Eturnagaram Wildlife Sanctuary is a wildlife sanctuary located in Eturnagaram village in Mulugu district in Telangana, India. It is located 100 km from Warangal and 250 km from Hyderabad. It is a integrated tribal development town.

The sanctuary is located near the Maharashtra, Chhattisgarh and Telangana borders. It is one of the oldest sanctuaries of Telangana. On 30 January 1952, the erstwhile Hyderabad Government declared it as a sanctuary because of its rich bio-diversity.

The land is undulating from steep slopes to gentle slopes from west to east. Three-quarters of the area consists of a plain while the rest is hilly with many streams and springs. The Godavari River passes through the sanctuary. The vegetation here is tropical dry deciduous with teak and other trees of good quality standing 60 ft and above. The biennial festival of Sammakka Saralamma Jatara is held in the sanctuary.

==Flora and fauna==
Flora :
The sanctuary has southern tropical dry deciduous type of teak and its associates like thiruman, maddi, and bamboo, madhuca, terminalia, and pterocarpus.

Fauna :
A perennial water source called "Dayyam Vagu", divides the sanctuary into almost two halves. It is home to Tiger, Leopard, Wolf, Dholes, Golden jackals, Sloth bear, Chousingha, Wild boar, Guar, Grey junglefowl, Blackbuck, Nilgai, Sambar, Spotted deer, Chinkara, and Indian giant squirrels. Also found are many kinds of birds, and reptiles such as Mugger crocodile, Python, Cobra, and Krait.

== Collapse of Trees ==
Thousands of trees fell down in Eturnagaram Wildlife Sanctuary in Telangana due to a Tornado event on August 31, 2024. A catastrophic weather phenomenon flattened an estimated 50,000 trees over 332 hectares in Mulugu's Eturnagaram Wildlife Sanctuary on August 31 devastating the landscape. But none of Wildlife animals are not died, may they predicted phenomenon before it took place.

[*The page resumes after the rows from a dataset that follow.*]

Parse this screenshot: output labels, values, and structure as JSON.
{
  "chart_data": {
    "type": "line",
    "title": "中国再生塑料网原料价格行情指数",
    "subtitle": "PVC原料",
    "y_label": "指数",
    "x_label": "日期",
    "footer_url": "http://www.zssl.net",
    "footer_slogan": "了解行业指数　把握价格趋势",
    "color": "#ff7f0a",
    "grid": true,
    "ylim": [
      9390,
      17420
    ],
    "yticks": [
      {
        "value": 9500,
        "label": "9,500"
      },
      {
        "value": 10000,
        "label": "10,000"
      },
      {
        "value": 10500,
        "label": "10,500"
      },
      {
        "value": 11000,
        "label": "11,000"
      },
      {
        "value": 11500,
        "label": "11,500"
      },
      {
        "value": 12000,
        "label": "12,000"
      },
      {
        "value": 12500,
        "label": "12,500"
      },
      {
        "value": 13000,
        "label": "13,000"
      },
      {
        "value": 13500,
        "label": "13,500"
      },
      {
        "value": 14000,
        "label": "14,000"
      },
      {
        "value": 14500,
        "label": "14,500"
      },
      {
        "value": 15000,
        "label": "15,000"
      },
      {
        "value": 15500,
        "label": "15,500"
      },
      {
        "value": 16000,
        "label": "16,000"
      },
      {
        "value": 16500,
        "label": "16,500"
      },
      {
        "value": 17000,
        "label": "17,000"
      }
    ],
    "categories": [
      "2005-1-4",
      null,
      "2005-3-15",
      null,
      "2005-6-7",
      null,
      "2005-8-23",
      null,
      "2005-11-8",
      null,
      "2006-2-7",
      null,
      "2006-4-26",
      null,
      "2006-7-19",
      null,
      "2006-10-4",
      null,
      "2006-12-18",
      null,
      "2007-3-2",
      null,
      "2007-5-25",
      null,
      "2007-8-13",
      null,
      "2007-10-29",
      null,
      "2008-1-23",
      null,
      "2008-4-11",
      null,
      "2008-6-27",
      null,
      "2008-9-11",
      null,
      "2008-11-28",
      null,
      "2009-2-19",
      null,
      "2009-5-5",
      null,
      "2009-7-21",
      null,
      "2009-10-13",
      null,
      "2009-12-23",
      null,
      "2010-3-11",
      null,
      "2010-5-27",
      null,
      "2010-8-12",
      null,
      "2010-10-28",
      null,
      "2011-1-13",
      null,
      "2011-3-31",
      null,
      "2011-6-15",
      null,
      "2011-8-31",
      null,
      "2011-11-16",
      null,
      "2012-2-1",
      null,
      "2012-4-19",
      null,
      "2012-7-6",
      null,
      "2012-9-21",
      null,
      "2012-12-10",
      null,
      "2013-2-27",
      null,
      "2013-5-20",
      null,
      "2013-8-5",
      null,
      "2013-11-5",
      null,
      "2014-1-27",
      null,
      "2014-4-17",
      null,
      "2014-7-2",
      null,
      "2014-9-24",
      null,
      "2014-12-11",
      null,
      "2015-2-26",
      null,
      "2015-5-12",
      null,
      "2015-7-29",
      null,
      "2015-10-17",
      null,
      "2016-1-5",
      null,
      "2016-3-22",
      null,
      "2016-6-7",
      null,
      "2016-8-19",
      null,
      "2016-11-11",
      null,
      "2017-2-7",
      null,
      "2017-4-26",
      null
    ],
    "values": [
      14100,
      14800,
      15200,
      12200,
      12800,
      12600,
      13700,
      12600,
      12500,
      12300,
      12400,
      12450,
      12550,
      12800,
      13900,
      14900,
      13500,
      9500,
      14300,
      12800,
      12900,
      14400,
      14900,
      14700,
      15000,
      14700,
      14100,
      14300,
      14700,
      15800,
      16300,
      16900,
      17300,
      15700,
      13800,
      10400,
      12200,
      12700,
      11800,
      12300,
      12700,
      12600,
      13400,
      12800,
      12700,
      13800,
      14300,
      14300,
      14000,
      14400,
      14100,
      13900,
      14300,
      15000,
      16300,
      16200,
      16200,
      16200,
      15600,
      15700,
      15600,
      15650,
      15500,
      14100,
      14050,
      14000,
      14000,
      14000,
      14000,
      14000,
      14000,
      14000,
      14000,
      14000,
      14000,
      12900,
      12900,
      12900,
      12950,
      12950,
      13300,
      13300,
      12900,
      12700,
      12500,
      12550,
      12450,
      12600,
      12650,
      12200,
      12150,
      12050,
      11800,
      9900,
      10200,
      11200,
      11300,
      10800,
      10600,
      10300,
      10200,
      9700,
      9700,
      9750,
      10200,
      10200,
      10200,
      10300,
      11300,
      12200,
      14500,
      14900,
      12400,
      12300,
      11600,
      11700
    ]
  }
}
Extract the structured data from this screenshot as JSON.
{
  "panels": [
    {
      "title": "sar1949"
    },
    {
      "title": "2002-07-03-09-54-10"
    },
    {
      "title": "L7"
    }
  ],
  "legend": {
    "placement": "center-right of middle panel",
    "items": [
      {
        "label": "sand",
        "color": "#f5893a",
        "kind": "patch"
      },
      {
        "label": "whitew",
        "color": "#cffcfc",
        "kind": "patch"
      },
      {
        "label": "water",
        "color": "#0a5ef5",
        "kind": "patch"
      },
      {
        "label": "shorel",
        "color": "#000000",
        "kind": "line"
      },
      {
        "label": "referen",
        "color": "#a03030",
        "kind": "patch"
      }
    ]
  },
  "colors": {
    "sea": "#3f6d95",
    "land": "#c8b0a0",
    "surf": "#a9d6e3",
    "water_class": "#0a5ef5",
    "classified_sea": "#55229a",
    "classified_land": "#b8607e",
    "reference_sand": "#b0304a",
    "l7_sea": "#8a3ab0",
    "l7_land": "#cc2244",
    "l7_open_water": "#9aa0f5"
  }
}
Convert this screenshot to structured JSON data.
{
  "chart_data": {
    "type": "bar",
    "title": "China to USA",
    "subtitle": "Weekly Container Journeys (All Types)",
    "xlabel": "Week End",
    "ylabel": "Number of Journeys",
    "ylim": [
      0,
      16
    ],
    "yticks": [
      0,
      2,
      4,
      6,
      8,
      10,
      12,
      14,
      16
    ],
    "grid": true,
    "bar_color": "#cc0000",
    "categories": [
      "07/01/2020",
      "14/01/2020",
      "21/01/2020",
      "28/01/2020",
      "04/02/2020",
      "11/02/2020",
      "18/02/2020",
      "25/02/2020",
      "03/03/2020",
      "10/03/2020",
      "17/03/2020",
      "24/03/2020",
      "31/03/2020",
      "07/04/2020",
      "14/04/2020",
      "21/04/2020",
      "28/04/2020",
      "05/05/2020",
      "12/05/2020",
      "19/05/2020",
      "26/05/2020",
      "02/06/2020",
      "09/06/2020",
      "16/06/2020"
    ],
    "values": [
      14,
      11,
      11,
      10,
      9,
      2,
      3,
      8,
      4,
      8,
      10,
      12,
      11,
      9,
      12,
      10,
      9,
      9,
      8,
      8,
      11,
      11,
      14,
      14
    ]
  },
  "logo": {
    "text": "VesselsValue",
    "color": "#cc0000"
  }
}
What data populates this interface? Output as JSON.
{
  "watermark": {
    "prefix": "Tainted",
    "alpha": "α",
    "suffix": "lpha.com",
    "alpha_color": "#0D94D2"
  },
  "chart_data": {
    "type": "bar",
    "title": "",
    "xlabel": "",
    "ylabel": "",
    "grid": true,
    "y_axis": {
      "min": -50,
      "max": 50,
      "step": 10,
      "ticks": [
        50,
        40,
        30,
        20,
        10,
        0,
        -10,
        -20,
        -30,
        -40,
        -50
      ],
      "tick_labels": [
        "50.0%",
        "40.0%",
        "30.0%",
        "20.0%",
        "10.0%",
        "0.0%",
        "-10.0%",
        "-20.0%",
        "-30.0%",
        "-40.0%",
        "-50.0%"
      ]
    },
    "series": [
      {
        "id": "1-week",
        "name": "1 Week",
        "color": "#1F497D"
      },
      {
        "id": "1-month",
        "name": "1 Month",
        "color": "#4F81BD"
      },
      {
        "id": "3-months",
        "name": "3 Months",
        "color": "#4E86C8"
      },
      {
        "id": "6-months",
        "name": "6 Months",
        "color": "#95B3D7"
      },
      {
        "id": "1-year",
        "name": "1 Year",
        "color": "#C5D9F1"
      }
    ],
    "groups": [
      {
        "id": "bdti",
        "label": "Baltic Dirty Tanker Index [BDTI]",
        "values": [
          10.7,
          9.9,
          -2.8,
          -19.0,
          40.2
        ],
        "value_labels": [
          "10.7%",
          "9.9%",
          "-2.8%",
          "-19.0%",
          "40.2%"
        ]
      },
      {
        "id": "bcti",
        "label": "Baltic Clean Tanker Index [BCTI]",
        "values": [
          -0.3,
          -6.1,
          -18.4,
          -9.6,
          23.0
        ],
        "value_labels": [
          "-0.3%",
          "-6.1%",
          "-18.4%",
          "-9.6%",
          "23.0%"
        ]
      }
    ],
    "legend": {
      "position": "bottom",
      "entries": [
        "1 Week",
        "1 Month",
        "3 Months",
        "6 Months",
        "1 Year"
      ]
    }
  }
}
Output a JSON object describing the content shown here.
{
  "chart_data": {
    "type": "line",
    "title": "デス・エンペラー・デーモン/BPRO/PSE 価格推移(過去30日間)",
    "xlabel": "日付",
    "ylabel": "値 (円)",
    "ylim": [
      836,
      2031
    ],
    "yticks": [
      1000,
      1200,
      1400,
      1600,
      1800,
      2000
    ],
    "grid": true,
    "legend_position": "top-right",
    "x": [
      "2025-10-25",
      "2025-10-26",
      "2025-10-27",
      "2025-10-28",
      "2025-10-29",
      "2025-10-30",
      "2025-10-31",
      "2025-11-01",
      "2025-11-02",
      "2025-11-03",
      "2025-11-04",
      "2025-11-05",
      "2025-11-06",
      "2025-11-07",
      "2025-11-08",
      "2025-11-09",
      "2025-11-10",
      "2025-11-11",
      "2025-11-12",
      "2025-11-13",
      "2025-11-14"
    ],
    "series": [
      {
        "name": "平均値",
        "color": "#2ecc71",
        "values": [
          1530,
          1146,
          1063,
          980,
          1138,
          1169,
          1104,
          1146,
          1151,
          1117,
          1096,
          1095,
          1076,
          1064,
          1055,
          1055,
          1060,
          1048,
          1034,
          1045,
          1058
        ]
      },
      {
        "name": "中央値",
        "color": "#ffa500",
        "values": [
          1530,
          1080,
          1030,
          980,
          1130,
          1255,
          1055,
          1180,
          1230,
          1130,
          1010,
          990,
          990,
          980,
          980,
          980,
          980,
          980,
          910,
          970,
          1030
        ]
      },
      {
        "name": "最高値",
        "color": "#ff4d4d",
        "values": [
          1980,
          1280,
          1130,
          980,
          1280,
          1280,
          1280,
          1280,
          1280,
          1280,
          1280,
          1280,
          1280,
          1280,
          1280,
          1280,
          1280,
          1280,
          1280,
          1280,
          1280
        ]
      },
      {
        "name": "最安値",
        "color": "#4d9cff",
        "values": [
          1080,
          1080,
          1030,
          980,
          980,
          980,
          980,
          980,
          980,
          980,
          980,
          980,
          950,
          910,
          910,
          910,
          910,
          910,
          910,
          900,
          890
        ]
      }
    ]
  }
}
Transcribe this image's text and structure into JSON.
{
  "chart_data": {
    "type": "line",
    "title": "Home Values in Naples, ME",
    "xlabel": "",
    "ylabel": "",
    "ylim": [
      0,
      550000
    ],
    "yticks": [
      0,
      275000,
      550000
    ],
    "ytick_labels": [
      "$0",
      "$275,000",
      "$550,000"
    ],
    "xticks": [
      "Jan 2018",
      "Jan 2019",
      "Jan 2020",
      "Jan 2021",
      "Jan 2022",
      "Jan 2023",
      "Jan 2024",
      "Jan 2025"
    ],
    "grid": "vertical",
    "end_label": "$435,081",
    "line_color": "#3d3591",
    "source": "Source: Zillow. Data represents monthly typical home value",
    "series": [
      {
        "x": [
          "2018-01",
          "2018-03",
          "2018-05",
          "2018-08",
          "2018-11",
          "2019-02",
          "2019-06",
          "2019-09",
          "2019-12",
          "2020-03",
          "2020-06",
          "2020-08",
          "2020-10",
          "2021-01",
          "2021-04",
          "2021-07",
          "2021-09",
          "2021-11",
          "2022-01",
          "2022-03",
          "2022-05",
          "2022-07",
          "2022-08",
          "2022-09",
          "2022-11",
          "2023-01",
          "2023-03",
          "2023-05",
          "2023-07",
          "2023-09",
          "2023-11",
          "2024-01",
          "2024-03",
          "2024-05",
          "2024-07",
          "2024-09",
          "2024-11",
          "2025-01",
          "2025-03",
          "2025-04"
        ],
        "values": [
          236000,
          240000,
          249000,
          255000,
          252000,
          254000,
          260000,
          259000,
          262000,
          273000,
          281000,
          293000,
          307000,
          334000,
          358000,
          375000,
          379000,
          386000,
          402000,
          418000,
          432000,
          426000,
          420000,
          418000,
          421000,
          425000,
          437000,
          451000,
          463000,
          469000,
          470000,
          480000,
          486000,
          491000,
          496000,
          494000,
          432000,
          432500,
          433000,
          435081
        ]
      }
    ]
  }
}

==Park-specific information==
Location : 100 km From Warangal, Telangana.

Coverage area : 812 km2

Main attractions : Tiger, Panther, Gaur, Sambar, Cheetal, Nilgai, Black Buck.

Best time to visit : October to May

Accommodation : Forest Cottages and Rest House Tadvai, ITDA Guest House at Eturnagaram.

Research:
The Rev.Dr.J.W.Prakash, Principal of Bishop Jesudasan Junior college of Church of South India (CSI) Mission have done some research and published some articles in various national and international journals.

By rail : Nearest railway station is Warangal.

By air : Nearest Airport Hyderabad.

By road : 100 km from Warangal and 200 km from Hyderabad.